Dashboards are becoming a common tool to help you view and analyse the sample management data available from your LIMS and draw conclusions faster. The visualisation of data in real time provided by a dashboard makes it much easier to:
- Identify bottlenecks or peaks of demand (such as a backlog of sample requests on Wednesdays when there is capacity on Tuesdays)
- Make business decisions (such as whether the purchase of a new store is justified)
- Investigate and discover root causes (such as why an instrument may be under used)
- Highlight benefits (such as the number of samples processed per day)
- Find opportunities for improvement (such as reporting on lab waste)
A lab operator might want to see the status of current work and review progress:
- How many orders are in progress
- How many orders are waiting to be started
- How many samples shipped, and arrived
- How many new samples were delivered today
- Which freezers have the most space
For instance, if labware items are building up in one particular zone because processing can’t keep up or due to a fault, a dashboard can highlight that.
A lab manager might want their own dashboard of lab data to see:
- Where peaks of demand are
- How people are using equipment
- The status of sample stocks
- To check fragmentation in manual stores to ensure space is being used efficiently.
While many LIMS systems offer dashboard functionality, these are most useful when they can be easily customised to suit individual companies or roles. This empowers anyone on the team to create charts and automated reports that can be shared with others to inform and speed up decision making. For instance, Titian’s Mosaic software allows users to easily personalise a dashboard by adding their own queries and rearranging the display.
One real-life dashboard use case is in-company advertising. While efficient sample management is essential to the smooth running of a variety of drug discovery groups, this role is often underappreciated. A dashboard displayed on-screen outside a lab can be used to highlight how much work the sample management team does.
A different use case is to flag problems early. One company didn’t realise that sample orders were piling up because the connection with their automated store was broken. Email alerts had been sent but these were buried by the volume of email the user was receiving. Creating a dashboard displaying blocked automated stores meant subsequent problems were picked up much faster. It is possible to present metrics for an instrument health check dashboard to provide early failure warnings, for instance, if an instrument doesn’t report back to the LIMS in its usual timeframe.
A third use case is where a company reduced lab waste and made purchasing more efficient by reporting on labware types used. This allowed them to standardise on their most used varieties.

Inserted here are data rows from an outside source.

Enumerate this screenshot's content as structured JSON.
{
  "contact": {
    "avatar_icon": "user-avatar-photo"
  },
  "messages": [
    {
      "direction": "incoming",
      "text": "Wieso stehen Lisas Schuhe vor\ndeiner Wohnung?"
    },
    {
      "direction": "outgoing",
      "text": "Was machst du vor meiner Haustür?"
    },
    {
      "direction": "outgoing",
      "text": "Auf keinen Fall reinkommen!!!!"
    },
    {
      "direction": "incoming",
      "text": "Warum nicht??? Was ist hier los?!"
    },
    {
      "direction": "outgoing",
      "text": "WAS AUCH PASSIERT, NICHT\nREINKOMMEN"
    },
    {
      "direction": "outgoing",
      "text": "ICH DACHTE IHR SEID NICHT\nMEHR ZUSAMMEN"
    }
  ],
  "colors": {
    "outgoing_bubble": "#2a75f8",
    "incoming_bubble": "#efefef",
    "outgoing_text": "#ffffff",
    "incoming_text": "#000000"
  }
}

Dashboards cannot replace the complex data processing that tools like Spotfire provide. However, LIMS dashboards and data processing tools can be combined in interesting ways. For instance, Titian’s Mosaic sample management software can be integrated with APIs (Application Programming Interfaces) that many data processing systems expose, where the API can be called from within the canned query used for Mosaic dashboards. This has the potential to display complex information from the LIMS like how many compounds are registered, and how many of these are present in Mosaic’s inventory.